Il piano, presentato questa mattina al Grattacielo della Regione Piemonte, parte da un dato: in Piemonte sono oltre 3mila gli alloggi di edilizia popolare attualmente sfitti perché non abitabili. “Spesso non servono grandi opere — ha spiegato il presidente Cirio — ma interventi di manutenzione straordinaria per circa 30mila euro ad alloggio. Vogliamo recuperare almeno mille appartamenti, utilizzando fondi Fesr e una premialità europea di 36 milioni ottenuta sull’housing sociale”.
Il progetto si inserisce nella strategia regionale di utilizzo dei fondi europei, grazie anche alla presenza costante a Bruxelles, rivendicata dal governatore. Le risorse consentiranno di spostare parte degli alloggi dall’utilizzo ordinario a una dotazione specifica dedicata alle nuove famiglie.
“Vogliamo seguire il motto ‘Una famiglia, una casa’ — ha aggiunto Cirio — e dare un segnale concreto alla natalità. Mille nuove famiglie potranno entrare nelle case popolari con un affitto sostenibile”.
I criteri per accedere al bando sono in fase di definizione. “Stiamo lavorando per coniugare il requisito del bisogno economico con quello dell’esigenza familiare — ha precisato il presidente — ma il parametro reddituale non sarà l’unico elemento. Stiamo valutando anche la possibilità di un riscatto futuro”.
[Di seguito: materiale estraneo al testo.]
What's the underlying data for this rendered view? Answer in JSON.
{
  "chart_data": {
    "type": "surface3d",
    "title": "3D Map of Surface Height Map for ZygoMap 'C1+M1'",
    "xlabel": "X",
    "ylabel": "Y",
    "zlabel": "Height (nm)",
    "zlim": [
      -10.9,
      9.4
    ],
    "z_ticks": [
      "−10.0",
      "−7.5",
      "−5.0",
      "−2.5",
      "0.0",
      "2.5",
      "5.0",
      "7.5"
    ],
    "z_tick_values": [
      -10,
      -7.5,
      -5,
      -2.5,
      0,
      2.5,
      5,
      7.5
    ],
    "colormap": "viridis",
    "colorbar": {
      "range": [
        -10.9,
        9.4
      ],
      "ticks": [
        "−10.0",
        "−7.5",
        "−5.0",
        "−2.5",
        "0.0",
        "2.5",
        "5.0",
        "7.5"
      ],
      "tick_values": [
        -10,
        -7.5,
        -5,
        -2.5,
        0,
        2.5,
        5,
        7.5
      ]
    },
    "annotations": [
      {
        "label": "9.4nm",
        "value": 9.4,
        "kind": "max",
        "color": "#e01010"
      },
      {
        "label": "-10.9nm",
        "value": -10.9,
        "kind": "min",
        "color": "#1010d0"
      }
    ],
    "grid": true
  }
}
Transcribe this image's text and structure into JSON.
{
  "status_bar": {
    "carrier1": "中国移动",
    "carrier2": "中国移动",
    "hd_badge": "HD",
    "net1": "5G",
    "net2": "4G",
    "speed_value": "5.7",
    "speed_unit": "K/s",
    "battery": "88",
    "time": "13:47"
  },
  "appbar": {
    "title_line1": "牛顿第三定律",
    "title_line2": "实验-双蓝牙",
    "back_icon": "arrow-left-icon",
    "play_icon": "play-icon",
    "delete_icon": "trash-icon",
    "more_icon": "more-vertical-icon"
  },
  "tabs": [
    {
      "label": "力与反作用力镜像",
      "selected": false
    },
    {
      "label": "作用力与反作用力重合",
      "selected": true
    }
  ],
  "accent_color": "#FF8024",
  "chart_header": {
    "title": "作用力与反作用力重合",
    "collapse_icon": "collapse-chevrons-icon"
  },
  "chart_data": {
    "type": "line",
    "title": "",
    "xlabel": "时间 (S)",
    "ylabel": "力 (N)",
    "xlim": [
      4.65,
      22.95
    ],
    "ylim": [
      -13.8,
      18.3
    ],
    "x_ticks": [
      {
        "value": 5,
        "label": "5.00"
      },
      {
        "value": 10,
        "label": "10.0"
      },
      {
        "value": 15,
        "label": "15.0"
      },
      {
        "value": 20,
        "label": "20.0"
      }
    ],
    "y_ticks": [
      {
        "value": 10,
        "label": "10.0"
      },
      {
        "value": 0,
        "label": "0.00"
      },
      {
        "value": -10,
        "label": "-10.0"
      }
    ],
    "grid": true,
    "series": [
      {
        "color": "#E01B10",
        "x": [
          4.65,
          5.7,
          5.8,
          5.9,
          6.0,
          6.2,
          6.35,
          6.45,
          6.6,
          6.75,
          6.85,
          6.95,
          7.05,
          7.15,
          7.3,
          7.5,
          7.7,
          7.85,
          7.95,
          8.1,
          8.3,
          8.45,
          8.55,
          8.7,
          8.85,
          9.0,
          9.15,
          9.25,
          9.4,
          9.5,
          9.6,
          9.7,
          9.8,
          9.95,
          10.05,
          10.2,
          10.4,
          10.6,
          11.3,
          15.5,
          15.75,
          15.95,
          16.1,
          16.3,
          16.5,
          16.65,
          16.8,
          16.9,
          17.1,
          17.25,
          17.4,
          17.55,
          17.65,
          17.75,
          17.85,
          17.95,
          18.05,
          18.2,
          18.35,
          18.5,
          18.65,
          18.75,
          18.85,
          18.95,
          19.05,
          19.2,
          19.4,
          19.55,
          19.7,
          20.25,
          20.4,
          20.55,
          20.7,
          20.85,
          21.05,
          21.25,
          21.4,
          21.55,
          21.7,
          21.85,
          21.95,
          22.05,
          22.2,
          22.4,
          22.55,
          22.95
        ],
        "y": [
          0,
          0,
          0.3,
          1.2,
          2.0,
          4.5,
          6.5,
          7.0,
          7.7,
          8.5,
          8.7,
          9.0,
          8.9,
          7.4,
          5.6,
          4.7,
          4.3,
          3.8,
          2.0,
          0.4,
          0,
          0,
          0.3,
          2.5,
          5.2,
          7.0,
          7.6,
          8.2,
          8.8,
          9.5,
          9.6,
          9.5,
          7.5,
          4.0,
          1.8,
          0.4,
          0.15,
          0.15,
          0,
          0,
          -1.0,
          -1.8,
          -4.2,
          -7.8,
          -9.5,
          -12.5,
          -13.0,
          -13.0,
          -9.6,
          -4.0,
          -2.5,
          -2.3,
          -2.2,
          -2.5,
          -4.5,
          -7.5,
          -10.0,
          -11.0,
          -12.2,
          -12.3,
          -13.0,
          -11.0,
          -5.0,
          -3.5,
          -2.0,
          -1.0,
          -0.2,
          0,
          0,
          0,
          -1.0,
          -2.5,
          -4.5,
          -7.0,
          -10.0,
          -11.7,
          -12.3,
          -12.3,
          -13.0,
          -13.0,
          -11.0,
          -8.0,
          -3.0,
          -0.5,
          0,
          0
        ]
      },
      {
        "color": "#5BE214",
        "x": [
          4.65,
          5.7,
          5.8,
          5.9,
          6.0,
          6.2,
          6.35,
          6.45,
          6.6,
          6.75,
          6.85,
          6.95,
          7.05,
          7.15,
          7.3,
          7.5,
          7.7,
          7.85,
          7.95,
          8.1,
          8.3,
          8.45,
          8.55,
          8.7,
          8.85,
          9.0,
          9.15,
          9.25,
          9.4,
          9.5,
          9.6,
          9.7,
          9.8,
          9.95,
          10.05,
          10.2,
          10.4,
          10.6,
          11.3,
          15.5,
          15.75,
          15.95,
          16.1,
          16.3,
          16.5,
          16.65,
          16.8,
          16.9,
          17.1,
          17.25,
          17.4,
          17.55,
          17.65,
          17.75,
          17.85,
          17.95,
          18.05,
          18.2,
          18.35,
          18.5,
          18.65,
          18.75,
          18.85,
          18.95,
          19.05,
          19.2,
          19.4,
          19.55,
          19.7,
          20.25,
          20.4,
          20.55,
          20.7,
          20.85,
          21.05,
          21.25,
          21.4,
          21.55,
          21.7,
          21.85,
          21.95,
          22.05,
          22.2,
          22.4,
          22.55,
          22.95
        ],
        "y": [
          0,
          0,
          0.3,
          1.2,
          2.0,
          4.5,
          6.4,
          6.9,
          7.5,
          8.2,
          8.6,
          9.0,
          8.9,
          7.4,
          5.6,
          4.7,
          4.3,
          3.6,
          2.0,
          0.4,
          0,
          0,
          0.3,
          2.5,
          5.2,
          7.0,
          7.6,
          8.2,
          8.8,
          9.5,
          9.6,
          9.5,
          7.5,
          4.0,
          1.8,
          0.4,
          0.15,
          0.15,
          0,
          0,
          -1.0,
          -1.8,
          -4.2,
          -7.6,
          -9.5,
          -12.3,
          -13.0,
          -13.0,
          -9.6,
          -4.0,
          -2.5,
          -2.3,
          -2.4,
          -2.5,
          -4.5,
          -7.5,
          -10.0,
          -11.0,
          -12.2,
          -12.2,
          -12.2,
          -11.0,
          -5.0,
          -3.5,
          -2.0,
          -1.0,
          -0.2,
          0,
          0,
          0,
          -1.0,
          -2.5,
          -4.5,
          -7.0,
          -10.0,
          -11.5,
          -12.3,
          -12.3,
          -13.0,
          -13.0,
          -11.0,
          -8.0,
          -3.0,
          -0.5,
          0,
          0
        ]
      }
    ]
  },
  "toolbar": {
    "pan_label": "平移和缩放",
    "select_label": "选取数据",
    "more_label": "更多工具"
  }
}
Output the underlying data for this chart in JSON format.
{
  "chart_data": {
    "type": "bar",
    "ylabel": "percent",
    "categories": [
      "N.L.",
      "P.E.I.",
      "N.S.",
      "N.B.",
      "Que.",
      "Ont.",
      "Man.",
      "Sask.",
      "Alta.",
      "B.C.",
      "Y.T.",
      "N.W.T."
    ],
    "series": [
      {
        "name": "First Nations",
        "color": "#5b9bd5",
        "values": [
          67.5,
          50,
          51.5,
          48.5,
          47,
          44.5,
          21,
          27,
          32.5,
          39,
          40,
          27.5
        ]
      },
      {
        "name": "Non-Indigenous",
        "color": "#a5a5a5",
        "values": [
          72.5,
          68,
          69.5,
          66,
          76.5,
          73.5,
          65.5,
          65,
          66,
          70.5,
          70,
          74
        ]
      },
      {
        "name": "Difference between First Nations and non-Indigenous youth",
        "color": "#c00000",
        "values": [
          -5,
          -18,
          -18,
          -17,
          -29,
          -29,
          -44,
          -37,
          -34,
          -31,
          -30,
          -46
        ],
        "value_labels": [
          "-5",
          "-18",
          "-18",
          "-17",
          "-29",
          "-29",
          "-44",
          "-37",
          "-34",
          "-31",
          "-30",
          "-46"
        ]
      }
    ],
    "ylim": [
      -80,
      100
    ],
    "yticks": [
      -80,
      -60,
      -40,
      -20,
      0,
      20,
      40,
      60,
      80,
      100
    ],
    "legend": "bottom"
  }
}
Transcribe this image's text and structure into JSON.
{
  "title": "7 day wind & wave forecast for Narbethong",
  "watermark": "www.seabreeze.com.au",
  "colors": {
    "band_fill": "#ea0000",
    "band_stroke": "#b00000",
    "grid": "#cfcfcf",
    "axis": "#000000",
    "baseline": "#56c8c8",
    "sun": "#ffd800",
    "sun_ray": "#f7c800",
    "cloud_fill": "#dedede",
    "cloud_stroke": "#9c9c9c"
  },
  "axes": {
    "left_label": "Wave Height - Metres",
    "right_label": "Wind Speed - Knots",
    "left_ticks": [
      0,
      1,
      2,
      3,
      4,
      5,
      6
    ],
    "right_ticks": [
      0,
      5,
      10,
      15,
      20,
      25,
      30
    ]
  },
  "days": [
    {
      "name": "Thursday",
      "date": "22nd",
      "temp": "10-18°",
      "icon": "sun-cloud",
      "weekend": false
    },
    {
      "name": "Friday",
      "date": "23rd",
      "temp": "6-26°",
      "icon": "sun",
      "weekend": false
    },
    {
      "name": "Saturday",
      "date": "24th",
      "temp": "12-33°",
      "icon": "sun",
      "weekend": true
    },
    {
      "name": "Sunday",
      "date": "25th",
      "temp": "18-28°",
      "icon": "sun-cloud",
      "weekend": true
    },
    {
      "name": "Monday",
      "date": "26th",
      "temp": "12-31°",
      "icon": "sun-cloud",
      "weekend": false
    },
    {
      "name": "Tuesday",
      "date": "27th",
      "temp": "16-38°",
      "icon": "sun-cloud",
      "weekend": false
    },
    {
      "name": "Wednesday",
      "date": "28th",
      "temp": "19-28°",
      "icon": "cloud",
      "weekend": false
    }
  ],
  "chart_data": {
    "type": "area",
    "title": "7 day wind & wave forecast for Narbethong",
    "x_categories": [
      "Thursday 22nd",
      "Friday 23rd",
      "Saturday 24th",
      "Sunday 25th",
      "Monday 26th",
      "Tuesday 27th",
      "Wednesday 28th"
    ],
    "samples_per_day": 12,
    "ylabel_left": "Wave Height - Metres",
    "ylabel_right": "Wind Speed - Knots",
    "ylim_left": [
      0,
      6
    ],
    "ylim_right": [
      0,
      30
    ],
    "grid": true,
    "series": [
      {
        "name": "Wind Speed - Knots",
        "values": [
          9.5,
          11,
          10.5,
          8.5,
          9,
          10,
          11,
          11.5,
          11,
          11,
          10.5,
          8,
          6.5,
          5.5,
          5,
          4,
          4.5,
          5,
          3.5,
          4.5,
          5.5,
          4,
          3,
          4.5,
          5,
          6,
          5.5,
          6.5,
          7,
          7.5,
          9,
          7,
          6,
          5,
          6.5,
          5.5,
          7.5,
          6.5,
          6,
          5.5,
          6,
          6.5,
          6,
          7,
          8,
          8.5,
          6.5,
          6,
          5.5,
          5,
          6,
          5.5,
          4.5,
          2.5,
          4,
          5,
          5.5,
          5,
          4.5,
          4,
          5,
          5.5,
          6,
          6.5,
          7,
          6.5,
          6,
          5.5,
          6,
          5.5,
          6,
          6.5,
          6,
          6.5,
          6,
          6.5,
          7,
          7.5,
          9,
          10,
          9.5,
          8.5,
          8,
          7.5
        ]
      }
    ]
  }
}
L’obiettivo dichiarato è quello di affiancare al recupero edilizio una politica sociale strutturale, capace di favorire la formazione di nuovi nuclei e ridurre il numero di alloggi inutilizzati.
Sulla stessa linea l’assessore alle Politiche sociali Maurizio Marrone, intervenuto in collegamento. “Vogliamo segnare un cambio di passo sulla riassegnazione e il recupero degli alloggi Atc, una criticità che si trascina da anni. È un piano ambizioso che punta a recuperare lo spirito originario dell’edilizia sociale”.
Secondo i dati regionali, oggi circa il 30% degli assegnatari risulta moroso incolpevole. L’idea della giunta è quella di rimettere in circolo immobili oggi inutilizzati e destinarli a nuclei in grado di sostenere un canone calmierato, riducendo allo stesso tempo il fenomeno della morosità.
Il piano prevede anche un’attenzione all’efficientamento energetico degli immobili recuperati. “Ho dato mandato alle aziende di censire gli alloggi e valutare gli interventi necessari”, ha concluso Cirio.
Il 2026, nelle intenzioni dell’esecutivo regionale, sarà inoltre l’anno della nuova legge urbanistica e della semplificazione amministrativa, all’interno del pacchetto “Cresci Piemonte”, con l’obiettivo dichiarato di intervenire tanto nei piccoli comuni quanto nelle grandi città.
Con “Una famiglia, una casa”, la Regione punta così a rimettere in funzione oltre il 30% degli alloggi oggi sfitti, trasformando un patrimonio inutilizzato in uno strumento di politica abitativa e sostegno demografico.